Among the many ways for a business to raise capital these days, sending a drunken e-mail to Anthony Bourdain probably isn't the most fruitful strategy. But it worked for Roads & Kingdoms, a burgeoning web magazine offering an eclectic mix of food, politics, and travel fare.
"It was like a midnight Hail Mary, but Tony responded right away," said Matt Goulding, one of two veteran journalists behind the media platform. This morning, Roads & Kingdoms announced that Mr. Bourdain has invested an undisclosed sum and joined the startup as a partner and editor-at-large. It's Mr. Bourdain's first personal stake in a company, a purchase that expands to digital media a personal brand largely built on TV and books.
In short, the "many glasses" of sake that fueled Mr. Goulding's midnight missive paid off.

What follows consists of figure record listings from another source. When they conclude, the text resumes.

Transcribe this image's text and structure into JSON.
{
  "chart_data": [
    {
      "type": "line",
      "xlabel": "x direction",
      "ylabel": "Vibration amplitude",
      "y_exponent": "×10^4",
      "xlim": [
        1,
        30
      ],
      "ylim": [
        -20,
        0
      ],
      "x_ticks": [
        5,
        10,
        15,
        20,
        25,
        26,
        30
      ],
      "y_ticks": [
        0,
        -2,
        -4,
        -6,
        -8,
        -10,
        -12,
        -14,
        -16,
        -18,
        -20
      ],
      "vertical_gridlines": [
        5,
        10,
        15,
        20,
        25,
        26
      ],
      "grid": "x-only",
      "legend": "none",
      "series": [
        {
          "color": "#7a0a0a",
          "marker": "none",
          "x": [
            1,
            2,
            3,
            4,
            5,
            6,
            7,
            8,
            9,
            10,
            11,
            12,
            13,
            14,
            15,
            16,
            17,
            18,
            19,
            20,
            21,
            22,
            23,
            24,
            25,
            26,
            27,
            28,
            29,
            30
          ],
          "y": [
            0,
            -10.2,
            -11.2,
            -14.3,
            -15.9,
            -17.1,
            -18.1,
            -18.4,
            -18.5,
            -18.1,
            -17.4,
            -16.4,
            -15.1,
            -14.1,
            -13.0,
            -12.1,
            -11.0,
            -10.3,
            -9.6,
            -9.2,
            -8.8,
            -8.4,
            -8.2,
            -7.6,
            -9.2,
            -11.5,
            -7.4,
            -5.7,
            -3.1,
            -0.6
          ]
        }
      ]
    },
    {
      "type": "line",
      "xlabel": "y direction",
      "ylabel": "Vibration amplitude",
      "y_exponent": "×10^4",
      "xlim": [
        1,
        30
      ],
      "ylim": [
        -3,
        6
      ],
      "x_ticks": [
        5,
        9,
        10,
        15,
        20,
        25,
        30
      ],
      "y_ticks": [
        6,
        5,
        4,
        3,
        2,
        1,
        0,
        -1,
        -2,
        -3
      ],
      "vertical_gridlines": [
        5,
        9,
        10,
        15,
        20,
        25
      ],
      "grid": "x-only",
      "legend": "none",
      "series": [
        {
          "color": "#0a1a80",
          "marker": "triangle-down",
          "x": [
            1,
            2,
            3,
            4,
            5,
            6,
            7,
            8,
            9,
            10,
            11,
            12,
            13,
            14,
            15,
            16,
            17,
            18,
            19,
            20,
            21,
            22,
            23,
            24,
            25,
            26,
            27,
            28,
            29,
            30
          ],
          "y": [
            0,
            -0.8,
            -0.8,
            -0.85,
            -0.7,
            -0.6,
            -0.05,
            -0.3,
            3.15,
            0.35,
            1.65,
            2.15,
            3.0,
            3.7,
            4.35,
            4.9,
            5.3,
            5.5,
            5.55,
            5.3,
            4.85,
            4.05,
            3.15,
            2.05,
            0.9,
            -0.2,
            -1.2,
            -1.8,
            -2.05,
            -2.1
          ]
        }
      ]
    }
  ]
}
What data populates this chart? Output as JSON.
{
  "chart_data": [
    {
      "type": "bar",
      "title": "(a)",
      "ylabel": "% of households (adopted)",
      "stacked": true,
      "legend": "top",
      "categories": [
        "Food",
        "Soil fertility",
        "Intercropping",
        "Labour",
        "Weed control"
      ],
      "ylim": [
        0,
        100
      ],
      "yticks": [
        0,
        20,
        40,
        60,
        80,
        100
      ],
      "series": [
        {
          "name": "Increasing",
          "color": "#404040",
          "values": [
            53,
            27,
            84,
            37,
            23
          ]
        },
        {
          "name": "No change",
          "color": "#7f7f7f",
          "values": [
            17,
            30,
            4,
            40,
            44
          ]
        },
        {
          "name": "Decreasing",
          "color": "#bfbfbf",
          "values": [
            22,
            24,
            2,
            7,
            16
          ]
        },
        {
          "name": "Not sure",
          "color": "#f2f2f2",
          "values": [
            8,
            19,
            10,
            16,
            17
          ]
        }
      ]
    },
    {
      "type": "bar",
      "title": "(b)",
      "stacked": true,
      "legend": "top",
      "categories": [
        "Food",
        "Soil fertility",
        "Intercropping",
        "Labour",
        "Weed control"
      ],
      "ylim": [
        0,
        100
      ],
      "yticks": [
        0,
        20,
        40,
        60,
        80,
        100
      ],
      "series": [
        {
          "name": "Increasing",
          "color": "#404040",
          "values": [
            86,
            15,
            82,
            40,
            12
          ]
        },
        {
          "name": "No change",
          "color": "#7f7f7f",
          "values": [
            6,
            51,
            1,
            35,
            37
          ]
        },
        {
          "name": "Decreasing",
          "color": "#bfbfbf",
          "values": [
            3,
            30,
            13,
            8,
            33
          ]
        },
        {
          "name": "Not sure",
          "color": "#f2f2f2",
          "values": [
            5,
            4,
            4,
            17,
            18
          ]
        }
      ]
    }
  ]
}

It wasn't an entirely cold query. Mr. Goulding had met Mr. Bourdain in 2011 when they were both covering a snail feast in Spain's Catalonia region. At the time, Mr. Goulding, known for his book series "Eat This, Not That," and then-Time magazine editor Nathan Thornburgh were about to launch Roads & Kingdoms. The idea was to enlist hundreds of professional journalists to occasionally pen an essay, shoot a series of photos, or crib a piece of narrative nonfiction from their overflowing Evernote apps and scribbled bar receipts.
Today, Roads & Kingdoms has a staff of 10 people in Brooklyn, editing and publishing works from some 500 contributors worldwide. This week, the site featured a first-person account of subsisting solely on Chinese military rations, a deep dive into Kashmir's heroin trade, and a celebration of drinking pastis in southern France.
Roads & Kingdoms is "yet more validation that there's a huge, untapped audience out there for smart travel and food and culture related content that doesn't shout at you or talk down to you or boil everything down to click bait or listicles," Mr. Bourdain said in a statement.
That said, Roads & Kingdoms isn't making any media empires quiver in fear.
Mr. Goulding declined to say how many readers frequent the site, and web analytics firm ComScore said it isn't enough to meet its minimum requirement for tracking.
Custom content business model
"We're not a monster website, but anybody who follows us would understand why," Mr. Goulding explained. "Our publishing model, up until recently, has been one long-form story a day, and a lot of those stories are focused on corners of the world that aren't closely watched."
The company doesn't sell traditional advertising or capture any revenue from its list of e-mail subscribers. However, Roads & Kingdoms expects to post its first profit this year, thanks primarily to deals in which it produces stories and custom websites for corporations such as Breville, an Austria-based maker of kitchen appliances, and Dropcam, a Google-owned maker of cameras for live streaming.
Mr. Bourdain should help sweeten the financial pot as well. In today's announcement, Roads & Kingdoms said he's also helping the company publish its first book via HarperCollins, where he has an imprint. "Rice, Noodle, Fish: Deep Travels Through Japan's Food Culture" is scheduled to go on sale in October.